En la cultura Economicista que nos impone el Neoliberalismo y que ha predominado durante las últimas décadas, es muy común tender a acotar las necesidades humanas a la mera satisfacción de carencias, como el abrigo, la salud o el alimento. Sin embargo, esa es solo una parte de nuestras necesidades y si bien son muy importantes, sería muy perjudicial que no tuviéramos en cuenta la existencia de las demás.

Los Seres Humanos necesitamos contar con los alimentos, el abrigo y las medicinas que aseguren nuestra Subsistencia; con la educación y el cuidado que aseguren el desarrollo del Entendimiento en un entorno de Protección y Afecto. Pero allí solo comienzan nuestras necesidades. Para realizarnos como personas y para que nuestro paso por esta vida no se limite a una cuestión de supervivencia, debemos satisfacer muchas otras que el poder trata por todos los medios que olvidemos, releguemos o subestimemos.

Las personas tenemos necesidad de Participar, porque somos seres sociales y participando se potencian nuestras posibilidades de lograr objetivos comunes.

También necesitamos tener una Identidad propia, con nuestros propios símbolos, lenguajes, nuestras propias costumbres y culturas; que se van creando a lo largo de los años con la historia de cada pueblo.

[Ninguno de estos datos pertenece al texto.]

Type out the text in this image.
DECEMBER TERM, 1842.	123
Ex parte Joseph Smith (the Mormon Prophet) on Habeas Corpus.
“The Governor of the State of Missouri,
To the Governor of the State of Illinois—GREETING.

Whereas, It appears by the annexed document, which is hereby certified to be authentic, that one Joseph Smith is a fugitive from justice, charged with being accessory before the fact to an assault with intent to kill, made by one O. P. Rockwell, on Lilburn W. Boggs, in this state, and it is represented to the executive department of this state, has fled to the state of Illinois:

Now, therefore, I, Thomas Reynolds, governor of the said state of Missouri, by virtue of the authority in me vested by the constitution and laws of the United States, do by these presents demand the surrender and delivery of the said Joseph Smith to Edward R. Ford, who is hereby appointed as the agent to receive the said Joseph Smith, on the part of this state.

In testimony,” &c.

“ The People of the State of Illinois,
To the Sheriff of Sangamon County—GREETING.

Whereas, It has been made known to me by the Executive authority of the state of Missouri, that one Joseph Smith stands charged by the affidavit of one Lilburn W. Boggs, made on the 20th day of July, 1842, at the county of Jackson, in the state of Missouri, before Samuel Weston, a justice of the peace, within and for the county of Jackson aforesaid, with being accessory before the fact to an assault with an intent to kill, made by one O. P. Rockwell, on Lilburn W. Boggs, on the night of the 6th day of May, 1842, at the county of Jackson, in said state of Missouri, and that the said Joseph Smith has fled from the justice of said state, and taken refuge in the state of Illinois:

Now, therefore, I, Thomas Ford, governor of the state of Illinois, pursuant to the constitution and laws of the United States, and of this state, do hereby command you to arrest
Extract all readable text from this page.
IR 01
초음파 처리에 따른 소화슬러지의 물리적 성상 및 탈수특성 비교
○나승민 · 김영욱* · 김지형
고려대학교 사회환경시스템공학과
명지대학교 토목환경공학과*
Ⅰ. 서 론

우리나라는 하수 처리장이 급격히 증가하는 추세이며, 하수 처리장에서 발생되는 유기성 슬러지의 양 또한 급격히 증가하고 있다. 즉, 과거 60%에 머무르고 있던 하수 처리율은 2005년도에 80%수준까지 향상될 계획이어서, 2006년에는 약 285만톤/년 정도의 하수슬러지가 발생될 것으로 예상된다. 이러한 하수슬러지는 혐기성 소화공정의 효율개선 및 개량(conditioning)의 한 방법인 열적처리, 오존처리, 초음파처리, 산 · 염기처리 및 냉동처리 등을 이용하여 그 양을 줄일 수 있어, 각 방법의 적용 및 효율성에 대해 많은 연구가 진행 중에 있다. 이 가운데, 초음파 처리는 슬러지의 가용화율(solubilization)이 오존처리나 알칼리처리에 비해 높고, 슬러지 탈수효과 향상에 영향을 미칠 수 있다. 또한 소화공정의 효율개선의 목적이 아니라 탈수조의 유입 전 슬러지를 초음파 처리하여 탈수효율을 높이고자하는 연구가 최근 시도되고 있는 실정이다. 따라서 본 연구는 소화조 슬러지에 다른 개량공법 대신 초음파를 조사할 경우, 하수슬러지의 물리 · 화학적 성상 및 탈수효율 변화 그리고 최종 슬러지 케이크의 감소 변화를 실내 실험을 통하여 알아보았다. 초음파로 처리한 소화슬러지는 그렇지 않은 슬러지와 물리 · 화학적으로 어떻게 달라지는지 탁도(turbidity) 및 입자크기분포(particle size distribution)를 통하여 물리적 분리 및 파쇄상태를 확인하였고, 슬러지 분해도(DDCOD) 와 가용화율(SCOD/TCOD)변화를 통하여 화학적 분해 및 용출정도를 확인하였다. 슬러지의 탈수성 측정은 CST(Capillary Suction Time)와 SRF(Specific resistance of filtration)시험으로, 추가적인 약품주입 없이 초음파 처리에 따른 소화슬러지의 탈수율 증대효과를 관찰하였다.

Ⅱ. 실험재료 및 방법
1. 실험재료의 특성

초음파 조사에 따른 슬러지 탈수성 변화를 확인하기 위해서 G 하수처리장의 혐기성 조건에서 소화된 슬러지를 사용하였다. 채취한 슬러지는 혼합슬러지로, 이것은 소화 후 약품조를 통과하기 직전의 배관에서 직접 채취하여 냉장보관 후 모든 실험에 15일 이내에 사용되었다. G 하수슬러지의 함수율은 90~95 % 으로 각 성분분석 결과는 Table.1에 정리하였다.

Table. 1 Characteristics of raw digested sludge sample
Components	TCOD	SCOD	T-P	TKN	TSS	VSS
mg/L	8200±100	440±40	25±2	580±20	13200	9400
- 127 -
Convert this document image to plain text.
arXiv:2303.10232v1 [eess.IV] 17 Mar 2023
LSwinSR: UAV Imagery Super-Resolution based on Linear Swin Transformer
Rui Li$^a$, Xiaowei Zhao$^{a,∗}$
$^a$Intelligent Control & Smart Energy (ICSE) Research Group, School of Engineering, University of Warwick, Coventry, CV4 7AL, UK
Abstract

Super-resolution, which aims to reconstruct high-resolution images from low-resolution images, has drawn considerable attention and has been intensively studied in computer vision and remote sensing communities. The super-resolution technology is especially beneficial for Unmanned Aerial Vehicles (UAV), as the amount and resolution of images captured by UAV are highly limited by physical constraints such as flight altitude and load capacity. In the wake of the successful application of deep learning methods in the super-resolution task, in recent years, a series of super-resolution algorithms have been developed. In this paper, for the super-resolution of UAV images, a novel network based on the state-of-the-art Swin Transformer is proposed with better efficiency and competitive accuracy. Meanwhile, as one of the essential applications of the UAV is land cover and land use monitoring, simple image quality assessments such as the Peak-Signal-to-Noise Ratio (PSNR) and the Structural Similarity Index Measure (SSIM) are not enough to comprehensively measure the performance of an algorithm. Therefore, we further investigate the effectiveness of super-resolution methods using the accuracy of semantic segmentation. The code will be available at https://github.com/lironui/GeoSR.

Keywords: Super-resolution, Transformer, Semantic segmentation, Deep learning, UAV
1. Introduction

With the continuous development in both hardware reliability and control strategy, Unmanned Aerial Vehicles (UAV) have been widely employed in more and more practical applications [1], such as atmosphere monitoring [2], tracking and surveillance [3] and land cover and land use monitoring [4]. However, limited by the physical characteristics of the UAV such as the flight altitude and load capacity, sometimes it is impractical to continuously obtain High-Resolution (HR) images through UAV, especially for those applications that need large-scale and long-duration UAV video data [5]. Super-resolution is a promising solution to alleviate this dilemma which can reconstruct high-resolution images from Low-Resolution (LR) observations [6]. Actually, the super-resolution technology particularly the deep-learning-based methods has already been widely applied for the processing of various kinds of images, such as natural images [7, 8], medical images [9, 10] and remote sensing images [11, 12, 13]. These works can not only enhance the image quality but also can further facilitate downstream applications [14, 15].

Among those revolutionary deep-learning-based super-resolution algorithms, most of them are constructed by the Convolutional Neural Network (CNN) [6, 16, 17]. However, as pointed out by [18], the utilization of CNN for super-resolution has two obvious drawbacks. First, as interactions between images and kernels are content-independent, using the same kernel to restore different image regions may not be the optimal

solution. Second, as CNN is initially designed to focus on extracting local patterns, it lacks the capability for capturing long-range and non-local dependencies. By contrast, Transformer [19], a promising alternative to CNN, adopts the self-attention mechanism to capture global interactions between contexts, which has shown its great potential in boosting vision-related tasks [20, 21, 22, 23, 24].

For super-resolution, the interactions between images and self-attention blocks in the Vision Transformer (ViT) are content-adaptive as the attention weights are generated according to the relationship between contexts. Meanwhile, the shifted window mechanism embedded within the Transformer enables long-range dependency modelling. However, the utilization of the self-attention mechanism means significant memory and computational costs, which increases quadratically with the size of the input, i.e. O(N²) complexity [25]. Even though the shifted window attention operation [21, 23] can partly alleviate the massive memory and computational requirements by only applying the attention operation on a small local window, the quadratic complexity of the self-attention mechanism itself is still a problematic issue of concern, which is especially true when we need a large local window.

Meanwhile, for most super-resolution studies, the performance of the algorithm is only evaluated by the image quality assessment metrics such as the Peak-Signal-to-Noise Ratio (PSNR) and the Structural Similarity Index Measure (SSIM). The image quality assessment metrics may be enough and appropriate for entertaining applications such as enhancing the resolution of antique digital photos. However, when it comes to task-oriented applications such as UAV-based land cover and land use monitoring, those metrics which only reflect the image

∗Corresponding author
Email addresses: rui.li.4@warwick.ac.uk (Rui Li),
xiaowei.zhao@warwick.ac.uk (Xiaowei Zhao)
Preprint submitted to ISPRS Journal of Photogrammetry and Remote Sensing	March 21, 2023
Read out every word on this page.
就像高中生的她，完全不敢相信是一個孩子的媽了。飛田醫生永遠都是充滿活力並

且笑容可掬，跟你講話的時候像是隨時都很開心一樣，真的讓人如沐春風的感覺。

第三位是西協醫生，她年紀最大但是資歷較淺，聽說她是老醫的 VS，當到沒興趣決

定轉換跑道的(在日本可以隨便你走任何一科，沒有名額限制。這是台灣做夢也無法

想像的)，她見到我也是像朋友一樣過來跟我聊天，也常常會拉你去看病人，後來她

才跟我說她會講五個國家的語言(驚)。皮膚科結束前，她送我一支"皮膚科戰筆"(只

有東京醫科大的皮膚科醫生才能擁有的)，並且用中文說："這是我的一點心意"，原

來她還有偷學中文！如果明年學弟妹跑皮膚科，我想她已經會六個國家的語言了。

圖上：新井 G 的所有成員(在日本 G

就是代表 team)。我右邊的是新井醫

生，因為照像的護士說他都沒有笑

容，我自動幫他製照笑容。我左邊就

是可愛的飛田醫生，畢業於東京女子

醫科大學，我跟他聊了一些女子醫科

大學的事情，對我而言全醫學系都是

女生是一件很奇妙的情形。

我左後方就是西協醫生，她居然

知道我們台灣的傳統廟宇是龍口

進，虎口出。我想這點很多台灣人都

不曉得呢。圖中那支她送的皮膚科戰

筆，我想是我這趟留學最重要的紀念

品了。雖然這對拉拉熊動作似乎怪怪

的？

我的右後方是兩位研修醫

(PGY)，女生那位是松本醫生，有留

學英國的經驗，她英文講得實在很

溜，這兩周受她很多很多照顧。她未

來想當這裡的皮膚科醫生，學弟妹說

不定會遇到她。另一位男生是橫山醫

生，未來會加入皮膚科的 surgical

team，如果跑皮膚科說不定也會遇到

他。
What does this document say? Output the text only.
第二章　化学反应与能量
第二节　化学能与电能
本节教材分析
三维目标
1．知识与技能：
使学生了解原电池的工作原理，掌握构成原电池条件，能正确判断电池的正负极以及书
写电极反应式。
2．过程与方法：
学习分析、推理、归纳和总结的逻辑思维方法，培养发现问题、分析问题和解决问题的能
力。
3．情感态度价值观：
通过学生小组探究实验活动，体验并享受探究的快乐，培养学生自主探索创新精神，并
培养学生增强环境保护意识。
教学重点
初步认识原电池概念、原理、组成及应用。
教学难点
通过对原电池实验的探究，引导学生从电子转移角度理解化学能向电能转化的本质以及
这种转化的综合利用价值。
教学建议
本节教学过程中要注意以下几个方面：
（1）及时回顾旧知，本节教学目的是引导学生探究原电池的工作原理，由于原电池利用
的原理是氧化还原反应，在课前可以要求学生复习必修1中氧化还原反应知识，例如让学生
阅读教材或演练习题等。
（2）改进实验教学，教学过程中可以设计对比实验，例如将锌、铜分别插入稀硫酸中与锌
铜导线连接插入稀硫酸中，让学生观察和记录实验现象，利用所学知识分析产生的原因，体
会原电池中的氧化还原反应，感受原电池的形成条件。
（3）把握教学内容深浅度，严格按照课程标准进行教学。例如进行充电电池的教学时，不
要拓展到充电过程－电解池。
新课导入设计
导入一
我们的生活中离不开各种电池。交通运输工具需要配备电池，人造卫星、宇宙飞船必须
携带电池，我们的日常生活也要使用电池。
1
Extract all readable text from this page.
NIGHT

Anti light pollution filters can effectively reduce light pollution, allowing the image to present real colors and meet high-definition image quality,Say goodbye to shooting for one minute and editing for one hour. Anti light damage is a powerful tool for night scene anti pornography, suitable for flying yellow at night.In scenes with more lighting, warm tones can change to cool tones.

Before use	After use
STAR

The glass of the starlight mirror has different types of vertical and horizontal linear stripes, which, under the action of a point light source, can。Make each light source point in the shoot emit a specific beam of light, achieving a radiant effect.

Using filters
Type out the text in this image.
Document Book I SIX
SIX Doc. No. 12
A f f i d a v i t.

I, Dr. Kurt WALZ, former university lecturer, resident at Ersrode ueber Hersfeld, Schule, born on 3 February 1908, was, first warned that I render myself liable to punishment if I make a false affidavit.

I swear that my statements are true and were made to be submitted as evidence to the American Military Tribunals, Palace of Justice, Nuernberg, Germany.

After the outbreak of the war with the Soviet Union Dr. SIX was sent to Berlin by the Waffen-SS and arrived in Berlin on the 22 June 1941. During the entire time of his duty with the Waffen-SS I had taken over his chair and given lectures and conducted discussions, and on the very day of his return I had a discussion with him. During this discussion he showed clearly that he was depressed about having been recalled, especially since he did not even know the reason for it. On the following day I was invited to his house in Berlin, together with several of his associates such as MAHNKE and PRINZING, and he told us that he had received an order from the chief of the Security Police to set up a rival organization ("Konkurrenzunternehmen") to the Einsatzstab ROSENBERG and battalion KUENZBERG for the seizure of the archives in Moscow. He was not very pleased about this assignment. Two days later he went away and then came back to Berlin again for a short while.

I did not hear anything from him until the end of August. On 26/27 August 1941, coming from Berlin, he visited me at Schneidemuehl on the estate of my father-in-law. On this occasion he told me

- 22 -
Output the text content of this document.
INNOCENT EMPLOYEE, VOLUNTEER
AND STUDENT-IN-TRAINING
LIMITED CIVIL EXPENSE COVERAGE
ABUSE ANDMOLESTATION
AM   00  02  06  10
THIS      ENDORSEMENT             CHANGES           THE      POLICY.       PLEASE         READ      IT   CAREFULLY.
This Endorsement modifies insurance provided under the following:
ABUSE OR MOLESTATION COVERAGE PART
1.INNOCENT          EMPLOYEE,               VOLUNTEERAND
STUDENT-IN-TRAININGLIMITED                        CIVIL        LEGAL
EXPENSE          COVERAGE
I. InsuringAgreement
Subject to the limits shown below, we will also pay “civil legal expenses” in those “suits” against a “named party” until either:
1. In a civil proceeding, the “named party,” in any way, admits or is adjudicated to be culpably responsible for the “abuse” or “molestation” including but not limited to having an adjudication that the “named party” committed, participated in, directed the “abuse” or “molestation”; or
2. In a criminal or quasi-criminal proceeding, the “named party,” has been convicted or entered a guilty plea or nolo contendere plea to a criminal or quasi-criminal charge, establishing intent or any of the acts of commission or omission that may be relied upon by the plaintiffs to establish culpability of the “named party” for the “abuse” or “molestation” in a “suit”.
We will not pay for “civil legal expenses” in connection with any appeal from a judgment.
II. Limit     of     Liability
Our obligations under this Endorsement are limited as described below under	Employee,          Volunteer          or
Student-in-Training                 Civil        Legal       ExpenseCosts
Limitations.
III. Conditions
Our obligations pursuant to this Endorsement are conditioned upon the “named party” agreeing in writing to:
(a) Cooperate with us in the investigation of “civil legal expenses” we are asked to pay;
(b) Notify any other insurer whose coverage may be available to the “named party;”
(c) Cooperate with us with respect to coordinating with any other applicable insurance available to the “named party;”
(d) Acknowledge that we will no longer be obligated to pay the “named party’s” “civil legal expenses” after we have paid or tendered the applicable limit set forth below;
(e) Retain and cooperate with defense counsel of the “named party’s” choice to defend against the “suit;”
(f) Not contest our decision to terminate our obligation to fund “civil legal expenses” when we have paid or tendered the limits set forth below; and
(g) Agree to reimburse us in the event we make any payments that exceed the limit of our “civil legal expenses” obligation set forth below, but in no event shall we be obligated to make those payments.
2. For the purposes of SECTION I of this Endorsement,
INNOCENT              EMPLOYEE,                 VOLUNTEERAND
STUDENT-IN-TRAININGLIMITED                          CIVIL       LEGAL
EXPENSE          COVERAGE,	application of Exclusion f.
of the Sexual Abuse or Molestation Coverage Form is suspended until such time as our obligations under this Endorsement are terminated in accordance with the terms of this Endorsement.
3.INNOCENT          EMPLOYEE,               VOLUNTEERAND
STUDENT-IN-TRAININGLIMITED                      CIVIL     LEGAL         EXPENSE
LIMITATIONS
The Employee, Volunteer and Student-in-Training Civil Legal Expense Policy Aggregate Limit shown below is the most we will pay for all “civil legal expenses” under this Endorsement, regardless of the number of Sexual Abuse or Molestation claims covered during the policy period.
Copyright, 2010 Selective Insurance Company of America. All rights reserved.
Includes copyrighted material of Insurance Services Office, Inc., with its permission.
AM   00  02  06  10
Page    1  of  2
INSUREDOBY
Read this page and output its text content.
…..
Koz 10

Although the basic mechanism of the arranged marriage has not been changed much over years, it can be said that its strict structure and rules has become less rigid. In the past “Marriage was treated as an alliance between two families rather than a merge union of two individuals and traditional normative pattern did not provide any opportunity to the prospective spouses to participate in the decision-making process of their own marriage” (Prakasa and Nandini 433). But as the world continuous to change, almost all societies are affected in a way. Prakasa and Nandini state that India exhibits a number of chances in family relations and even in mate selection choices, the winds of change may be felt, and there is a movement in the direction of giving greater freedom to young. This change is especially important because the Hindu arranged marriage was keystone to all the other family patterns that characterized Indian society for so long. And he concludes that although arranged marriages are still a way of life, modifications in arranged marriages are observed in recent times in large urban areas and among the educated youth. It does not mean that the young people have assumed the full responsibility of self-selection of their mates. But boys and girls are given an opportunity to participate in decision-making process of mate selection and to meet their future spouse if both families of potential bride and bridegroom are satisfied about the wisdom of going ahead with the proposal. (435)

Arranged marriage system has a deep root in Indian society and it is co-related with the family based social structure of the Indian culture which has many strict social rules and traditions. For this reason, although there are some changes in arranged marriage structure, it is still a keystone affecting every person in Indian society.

Además precisamos Crear, utilizando nuestra imaginación e inteligencia para inventar, construir y diseñar nuevas formas de satisfacer nuestras necesidades para que aun creciendo nuestra población de la forma en que lo está haciendo, podamos enmarcar la vida en un desarrollo ambientalmente sustentable en lugar de mantener este desarrollo insostenible en el que gran parte de la población «está de mas» y que está devastando el Planeta llevándolo a la destrucción.

Son muchos otros los Derechos Humanos que hacen a la Calidad de Vida y que aquí nos quedarán sin mencionar, pero hay uno muy importante y que pocas veces se tiene en cuenta en toda su magnitud, es la Libertad. Libertad significa poder elegir lo que haremos con nuestras vidas y las de nuestros hijos hasta que estos tengan la posibilidad de tomar sus propias decisiones.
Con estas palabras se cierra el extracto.